I recently had a dinner party and decided on lamb shanks.
Much less expensive than veal osso buco for a crowd.
Braising for hours ensures that the meat falls right off the bone. The last time I served this over polenta, but mashed potatoes or mashed cauliflower works well too.
The tomato, wine & rosemary sauce makes your kitchen smell so good, you might not want to leave the house for 2 days.
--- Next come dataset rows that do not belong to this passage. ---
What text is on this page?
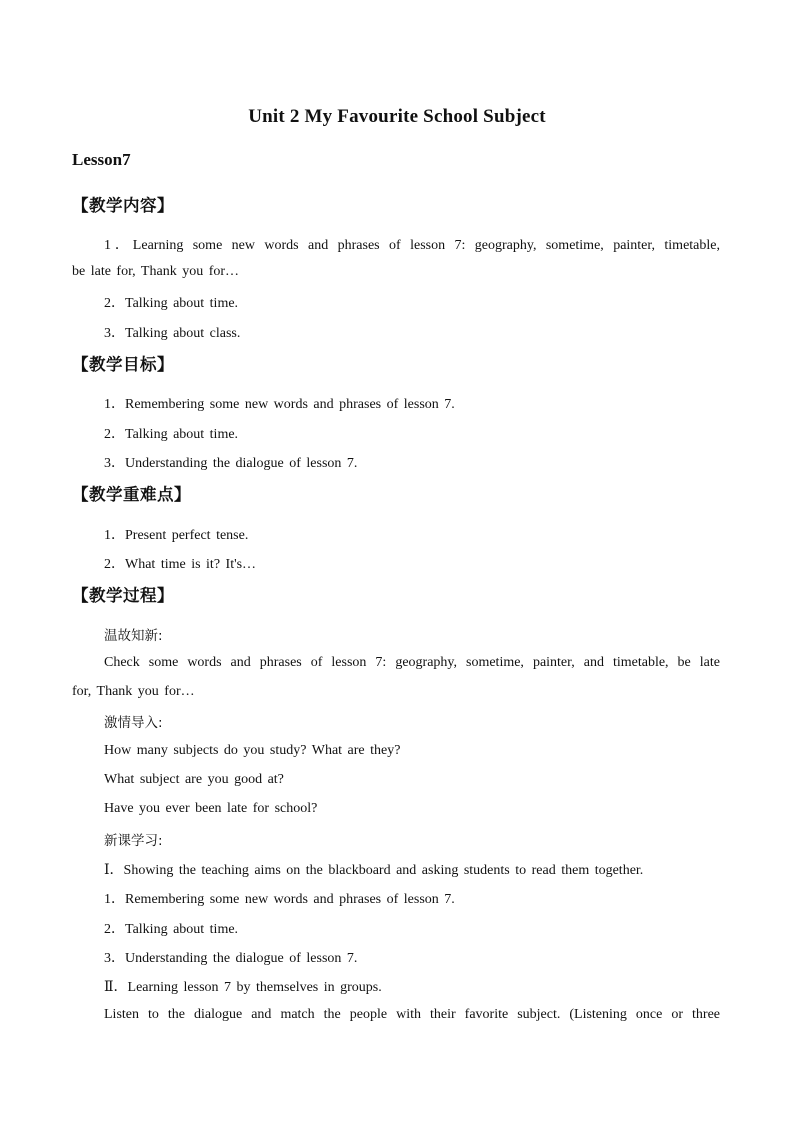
Unit 2 My Favourite School Subject
Lesson7
【教学内容】
1．Learning some new words and phrases of lesson 7: geography, sometime, painter, timetable,
be late for, Thank you for…
2．Talking about time.
3．Talking about class.
【教学目标】
1．Remembering some new words and phrases of lesson 7.
2．Talking about time.
3．Understanding the dialogue of lesson 7.
【教学重难点】
1．Present perfect tense.
2．What time is it? It's…
【教学过程】
温故知新:
Check some words and phrases of lesson 7: geography, sometime, painter, and timetable, be late
for, Thank you for…
激情导入:
How many subjects do you study? What are they?
What subject are you good at?
Have you ever been late for school?
新课学习:
Ⅰ．Showing the teaching aims on the blackboard and asking students to read them together.
1．Remembering some new words and phrases of lesson 7.
2．Talking about time.
3．Understanding the dialogue of lesson 7.
Ⅱ．Learning lesson 7 by themselves in groups.
Listen to the dialogue and match the people with their favorite subject. (Listening once or three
Braised Lamb Shanks w/ Rosemary: (adapted from All Recipes)
6 lamb shanks
salt and pepper to taste
2 tablespoons olive oil
2 onions, chopped
3 large carrots, cut into 1/4 inch rounds
10 cloves garlic, minced
1 (750 ml) bottle red wine
1 (28 ounce) can whole peeled tomatoes with juice
1 (10.5 ounce) can chicken broth
1 (10.5 ounce) can beef broth
5 teaspoons chopped fresh rosemary
2 teaspoons chopped fresh thyme
Sprinkle shanks with kosher salt and pepper. Heat oil in heavy large pot over medium-high heat. Working in batches, cook shanks until brown on all sides, about 8 minutes. Transfer shanks to plate.
Add onions, carrots and garlic to pot and saute until golden brown, about 10 minutes. Stir in wine, tomatoes, chicken broth and beef broth. Season with rosemary and thyme. Return shanks to pot, pressing down to submerge. Bring to a boil, then reduce heat to medium-low. Cover, and simmer until meat is tender, about 2.5 hours.
Remove cover from pot. Simmer about 20 minutes longer. Transfer shanks to platter, place in a warm oven. Boil juices in pot until thickened, about 15 minutes. Spoon over shanks.
Note: I had about 2 quarts of delicious lamb stock leftover.
Don't even think of throwing this valuable liquid out!
I put the liquid in containers and refrigerated the stock overnight.
I skimmed off the layer of fat and made a DELICIOUS soup with the leftover lamb meat, added a can of chicken stock and a can of chickpeas. It made enough for 6 bowls of hearty soup!